Charles Bell, 1916-2010: Scholar known for shows on 'symbolic history'

Tom Sharpe
The New Mexican

A memorial for Charles Greenleaf Bell is set for this afternoon in the same room at St. John's College where the retired tutor lectured on "symbolic history."

Bell, who lived in Santa Fe from 1967 to 2006, died Dec. 25 at his youngest daughter's home in Maine at age 94.

Born Oct. 31, 1916, Bell grew up in Greenville, Miss., where he studied the skies with his telescope. He earned a physics degree from the University of Virginia in 1936, then went to Oxford University in England as a Rhodes Scholar and turned to the study of literature.
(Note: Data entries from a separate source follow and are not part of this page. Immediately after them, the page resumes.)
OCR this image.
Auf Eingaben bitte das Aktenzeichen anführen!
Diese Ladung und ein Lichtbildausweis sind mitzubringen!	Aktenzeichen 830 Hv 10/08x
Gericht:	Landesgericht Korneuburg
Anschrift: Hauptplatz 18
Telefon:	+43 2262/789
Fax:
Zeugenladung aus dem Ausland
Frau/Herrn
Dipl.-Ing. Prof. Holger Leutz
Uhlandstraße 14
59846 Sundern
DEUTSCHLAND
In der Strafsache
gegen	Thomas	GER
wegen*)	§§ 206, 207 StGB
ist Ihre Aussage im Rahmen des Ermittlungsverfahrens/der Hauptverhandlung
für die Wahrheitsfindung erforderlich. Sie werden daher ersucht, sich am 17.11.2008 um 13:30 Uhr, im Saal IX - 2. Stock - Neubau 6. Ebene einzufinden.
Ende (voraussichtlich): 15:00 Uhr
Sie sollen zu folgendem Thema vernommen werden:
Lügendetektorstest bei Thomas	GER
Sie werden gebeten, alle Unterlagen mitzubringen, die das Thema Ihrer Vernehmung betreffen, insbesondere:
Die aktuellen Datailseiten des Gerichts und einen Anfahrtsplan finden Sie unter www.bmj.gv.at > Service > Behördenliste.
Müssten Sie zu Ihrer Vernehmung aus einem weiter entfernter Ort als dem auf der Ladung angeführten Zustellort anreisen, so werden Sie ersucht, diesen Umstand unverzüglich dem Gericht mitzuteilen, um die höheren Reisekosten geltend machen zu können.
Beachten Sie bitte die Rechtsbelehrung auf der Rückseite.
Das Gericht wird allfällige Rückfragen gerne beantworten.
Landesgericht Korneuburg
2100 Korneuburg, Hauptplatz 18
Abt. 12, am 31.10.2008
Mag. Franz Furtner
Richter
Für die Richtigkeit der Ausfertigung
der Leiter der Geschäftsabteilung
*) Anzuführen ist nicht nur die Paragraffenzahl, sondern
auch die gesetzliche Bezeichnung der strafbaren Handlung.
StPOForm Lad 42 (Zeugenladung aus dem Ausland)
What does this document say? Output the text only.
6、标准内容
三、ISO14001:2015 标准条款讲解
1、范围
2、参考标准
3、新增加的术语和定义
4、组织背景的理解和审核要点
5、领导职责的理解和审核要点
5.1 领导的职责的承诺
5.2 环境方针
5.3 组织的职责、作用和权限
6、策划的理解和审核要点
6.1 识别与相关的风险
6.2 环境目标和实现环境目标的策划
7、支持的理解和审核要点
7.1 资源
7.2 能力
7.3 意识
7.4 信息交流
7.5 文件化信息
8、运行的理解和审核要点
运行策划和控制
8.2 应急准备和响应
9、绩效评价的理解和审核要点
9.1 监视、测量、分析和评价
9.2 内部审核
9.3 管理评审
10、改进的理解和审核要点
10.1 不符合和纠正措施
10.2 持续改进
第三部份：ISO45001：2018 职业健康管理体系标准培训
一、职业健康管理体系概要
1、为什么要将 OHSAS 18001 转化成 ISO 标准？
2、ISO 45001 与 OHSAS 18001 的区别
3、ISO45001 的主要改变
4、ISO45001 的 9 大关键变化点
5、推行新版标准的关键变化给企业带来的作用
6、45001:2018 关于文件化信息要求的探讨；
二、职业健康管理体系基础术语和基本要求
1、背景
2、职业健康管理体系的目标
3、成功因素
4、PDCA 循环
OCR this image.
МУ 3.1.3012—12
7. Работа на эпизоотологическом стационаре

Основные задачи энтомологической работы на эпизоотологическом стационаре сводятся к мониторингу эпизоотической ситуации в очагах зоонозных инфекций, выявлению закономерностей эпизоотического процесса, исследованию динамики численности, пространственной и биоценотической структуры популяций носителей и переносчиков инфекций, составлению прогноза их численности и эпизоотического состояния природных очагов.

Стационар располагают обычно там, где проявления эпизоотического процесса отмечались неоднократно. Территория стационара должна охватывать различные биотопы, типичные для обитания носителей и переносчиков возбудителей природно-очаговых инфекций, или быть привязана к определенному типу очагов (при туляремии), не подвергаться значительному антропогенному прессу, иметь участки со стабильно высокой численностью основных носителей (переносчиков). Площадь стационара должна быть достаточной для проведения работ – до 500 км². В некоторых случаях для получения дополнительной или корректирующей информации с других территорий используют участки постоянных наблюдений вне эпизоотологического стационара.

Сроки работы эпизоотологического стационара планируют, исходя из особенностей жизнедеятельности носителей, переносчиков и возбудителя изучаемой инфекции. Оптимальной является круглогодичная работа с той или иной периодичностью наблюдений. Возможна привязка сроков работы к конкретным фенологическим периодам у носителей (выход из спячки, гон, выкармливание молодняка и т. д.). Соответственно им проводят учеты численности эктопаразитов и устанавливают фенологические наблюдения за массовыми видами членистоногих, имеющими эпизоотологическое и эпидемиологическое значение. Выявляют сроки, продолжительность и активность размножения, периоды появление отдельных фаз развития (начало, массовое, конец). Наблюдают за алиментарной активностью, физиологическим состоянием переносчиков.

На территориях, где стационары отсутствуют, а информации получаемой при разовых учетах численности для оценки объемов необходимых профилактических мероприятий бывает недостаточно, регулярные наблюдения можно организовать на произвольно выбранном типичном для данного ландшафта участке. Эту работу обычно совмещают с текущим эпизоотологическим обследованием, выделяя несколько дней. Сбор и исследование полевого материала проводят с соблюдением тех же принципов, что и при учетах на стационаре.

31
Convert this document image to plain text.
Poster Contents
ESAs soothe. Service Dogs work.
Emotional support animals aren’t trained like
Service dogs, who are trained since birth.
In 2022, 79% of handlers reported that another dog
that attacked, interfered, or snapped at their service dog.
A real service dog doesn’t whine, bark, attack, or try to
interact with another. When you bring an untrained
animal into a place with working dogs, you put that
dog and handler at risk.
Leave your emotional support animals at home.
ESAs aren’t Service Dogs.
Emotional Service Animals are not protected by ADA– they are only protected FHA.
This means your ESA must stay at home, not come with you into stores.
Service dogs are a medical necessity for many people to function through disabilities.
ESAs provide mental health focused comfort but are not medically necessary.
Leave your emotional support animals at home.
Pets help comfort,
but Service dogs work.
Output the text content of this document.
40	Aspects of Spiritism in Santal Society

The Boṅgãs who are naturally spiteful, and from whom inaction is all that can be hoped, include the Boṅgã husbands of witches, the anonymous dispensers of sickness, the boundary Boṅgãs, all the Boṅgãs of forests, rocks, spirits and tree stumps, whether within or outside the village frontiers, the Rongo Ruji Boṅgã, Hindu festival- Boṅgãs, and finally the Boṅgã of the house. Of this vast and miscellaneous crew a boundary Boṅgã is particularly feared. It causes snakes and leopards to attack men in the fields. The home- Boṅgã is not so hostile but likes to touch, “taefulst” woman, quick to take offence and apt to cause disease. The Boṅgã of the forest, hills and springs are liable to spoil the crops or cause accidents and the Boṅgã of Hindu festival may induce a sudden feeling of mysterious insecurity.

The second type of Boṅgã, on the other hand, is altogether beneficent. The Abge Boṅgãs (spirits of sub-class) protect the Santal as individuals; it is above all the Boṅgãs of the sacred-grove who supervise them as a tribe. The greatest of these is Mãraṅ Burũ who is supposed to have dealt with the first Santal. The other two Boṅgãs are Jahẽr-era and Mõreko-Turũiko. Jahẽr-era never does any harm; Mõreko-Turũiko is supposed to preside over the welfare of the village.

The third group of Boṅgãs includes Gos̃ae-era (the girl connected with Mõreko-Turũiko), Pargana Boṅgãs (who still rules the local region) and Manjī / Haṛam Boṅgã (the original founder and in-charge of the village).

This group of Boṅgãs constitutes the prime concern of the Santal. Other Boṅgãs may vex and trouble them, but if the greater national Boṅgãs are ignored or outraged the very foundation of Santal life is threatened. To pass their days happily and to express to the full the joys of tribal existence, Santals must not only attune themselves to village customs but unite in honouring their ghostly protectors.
He taught at Iowa State, Princeton (where he knew Albert Einstein), the University of Chicago, St. John's College in Annapolis, Md., and, beginning in 1967, at St. John's in Santa Fe.

He also published three volumes of poetry (Songs for a New America, Delta Return and Five Chambered Heart), two novels (The Married Land and The Half Gods) and an autobiography (Millennial Harvest).

In Santa Fe, Bell, his wife, Diana, their two daughters and three others from Charles' previous marriage lived on Upper Canyon Road. Diana, known as Danny, taught elementary school and wrote children's books. In 1996, both Danny and Charles were named Santa Fe Living Treasures.